“¿Te gustaría ver a los pequeños?”, Preguntó Magdelis Salazar, una trabajadora social, haciéndome señas hacia un patio de recreo lleno de gente.
Anthony Faiola / Washington Post
Estábamos en el orfanato más grande de Venezuela, justo después del almuerzo. El patio era una carrera de obstáculos para niños abandonados. Un pequeño trozo de un niño, en la cúspide de 3, se sentó en una patineta. Se llamaba El Gordo, el gordo. Pero cuando lo dejaron aquí hace unos meses, él era de piel y huesos.
Pasó por encima de un niño de 3 años con una camisa rosa y flores diminutas. “Ella no habla mucho”, dijo uno de los asistentes, revolviendo el pelo rizado de la niña. Al menos, ya no. En septiembre, su madre la dejó en una estación de metro con una bolsa de ropa y una nota rogándole a alguien que le diera de comer.

Las tasas de pobreza y hambre se disparan a medida que la crisis económica de Venezuela deja las estanterías vacías de alimentos, medicinas, pañales y fórmula para bebés. Algunos padres ya no pueden soportarlo. Están haciendo lo impensable.
Entregando a sus hijos.
“La gente no puede encontrar comida”, me dijo Salazar. “No pueden alimentar a sus hijos. Los están entregando no porque no los amen, sino porque lo hacen “.

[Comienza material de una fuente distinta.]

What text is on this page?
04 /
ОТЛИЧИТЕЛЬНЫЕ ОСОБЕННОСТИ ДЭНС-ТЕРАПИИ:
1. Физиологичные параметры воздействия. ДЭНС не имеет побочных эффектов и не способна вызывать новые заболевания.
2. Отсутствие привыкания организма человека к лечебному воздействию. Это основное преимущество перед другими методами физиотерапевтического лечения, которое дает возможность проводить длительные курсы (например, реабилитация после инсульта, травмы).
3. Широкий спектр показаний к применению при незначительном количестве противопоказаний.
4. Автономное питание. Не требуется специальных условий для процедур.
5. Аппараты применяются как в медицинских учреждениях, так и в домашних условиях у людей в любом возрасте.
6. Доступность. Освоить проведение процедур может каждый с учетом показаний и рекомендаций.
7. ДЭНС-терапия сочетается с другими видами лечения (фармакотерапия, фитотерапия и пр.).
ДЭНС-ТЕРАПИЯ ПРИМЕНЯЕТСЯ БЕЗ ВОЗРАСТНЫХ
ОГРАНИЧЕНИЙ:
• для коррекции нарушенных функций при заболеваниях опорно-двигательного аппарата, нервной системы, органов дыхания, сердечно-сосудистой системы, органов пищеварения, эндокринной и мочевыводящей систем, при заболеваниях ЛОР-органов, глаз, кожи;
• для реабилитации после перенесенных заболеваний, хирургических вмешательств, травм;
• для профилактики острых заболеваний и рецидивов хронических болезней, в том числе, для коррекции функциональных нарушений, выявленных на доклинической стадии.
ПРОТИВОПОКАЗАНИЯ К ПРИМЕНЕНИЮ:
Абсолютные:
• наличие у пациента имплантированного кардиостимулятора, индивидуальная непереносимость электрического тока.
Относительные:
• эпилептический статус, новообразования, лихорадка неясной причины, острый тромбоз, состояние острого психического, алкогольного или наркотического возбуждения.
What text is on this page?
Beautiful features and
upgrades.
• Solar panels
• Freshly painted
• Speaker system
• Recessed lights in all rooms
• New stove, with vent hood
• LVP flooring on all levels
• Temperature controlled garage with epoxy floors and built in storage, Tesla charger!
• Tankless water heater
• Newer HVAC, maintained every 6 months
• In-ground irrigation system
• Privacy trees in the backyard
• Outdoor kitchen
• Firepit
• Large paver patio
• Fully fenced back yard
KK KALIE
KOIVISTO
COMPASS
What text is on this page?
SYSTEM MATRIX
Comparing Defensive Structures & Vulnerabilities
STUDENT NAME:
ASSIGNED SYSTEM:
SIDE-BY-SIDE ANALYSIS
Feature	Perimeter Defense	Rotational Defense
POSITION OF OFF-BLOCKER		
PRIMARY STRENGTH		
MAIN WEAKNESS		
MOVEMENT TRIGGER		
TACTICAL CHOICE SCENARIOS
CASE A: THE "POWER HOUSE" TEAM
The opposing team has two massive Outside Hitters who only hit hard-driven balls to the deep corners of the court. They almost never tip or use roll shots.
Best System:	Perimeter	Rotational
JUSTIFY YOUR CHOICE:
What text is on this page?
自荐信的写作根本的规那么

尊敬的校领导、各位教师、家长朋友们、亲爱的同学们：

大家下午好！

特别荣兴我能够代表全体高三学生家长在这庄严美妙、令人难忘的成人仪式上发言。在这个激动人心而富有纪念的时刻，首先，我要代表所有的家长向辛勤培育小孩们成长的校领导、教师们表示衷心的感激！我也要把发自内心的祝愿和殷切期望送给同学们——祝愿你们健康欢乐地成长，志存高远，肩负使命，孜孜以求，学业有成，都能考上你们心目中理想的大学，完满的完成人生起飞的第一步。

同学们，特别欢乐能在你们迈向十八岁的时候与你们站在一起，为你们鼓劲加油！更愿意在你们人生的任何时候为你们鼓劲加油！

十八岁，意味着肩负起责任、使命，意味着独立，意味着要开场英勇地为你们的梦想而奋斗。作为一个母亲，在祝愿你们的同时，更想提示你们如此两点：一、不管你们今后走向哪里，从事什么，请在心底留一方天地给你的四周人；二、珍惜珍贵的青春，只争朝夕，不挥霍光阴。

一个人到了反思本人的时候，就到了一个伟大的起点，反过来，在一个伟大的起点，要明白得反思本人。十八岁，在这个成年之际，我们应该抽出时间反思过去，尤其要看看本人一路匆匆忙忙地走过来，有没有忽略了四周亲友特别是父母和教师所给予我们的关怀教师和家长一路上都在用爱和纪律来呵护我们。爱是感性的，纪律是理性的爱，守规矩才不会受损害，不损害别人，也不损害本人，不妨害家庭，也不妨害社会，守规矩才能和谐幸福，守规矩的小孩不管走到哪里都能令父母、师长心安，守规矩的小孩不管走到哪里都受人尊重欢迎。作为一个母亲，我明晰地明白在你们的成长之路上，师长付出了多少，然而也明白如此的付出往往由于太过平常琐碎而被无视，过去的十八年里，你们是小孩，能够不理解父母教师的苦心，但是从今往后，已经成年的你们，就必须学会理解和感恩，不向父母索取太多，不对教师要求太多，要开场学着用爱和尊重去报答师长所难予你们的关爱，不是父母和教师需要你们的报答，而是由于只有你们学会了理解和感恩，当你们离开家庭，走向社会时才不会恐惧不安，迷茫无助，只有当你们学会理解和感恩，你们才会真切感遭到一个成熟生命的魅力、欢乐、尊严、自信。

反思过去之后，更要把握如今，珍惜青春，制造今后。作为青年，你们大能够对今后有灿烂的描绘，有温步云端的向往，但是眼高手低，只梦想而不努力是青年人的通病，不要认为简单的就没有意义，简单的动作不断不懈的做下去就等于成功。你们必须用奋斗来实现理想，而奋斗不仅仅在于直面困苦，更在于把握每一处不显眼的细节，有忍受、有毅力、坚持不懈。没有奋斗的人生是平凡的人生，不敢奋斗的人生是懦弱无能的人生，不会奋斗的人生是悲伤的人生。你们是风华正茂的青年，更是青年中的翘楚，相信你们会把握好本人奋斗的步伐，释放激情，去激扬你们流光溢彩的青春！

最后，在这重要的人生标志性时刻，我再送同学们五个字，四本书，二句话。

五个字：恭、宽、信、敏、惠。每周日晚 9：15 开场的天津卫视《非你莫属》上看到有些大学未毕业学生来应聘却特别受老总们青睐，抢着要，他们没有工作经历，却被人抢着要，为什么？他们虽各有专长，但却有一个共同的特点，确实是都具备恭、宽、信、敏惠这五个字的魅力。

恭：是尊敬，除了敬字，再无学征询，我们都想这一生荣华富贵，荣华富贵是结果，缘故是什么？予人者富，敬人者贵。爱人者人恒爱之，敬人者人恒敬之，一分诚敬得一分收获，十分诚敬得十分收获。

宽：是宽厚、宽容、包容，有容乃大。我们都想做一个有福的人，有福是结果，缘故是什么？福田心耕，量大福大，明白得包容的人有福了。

Antes de mi reciente viaje de presentación de informes a Venezuela, había escuchado que las familias estaban abandonando o entregando niños. Sin embargo, fue un desafío realmente conocer a las víctimas más pequeñas de esta nación rota. Mis pedidos para ingresar a orfanatos administrados por el gobierno socialista no habían recibido respuesta. Un funcionario de protección de menores -una advertencia de condiciones devastadoras, incluida la falta de pañales- confió que esa visita sería “imposible”. Algunos centros de crisis infantiles administrados por privados temen que el acceso a un periodista pueda dañar sus delicadas relaciones con el gobierno.

Mi colega venezolana Rachelle Krygier me presentó a Fundana, un imponente complejo de cemento encaramado en lo alto de una colina en el sureste de Caracas. Su familia había fundado el orfanato sin fines de lucro y el centro de crisis infantil en 1991, y su madre sigue siendo la cabeza de su junta y su tía la presidenta. Rachelle recordó haber sido voluntaria allí hace una década, cuando era estudiante y los niños eran casi exclusivamente casos de abuso o negligencia.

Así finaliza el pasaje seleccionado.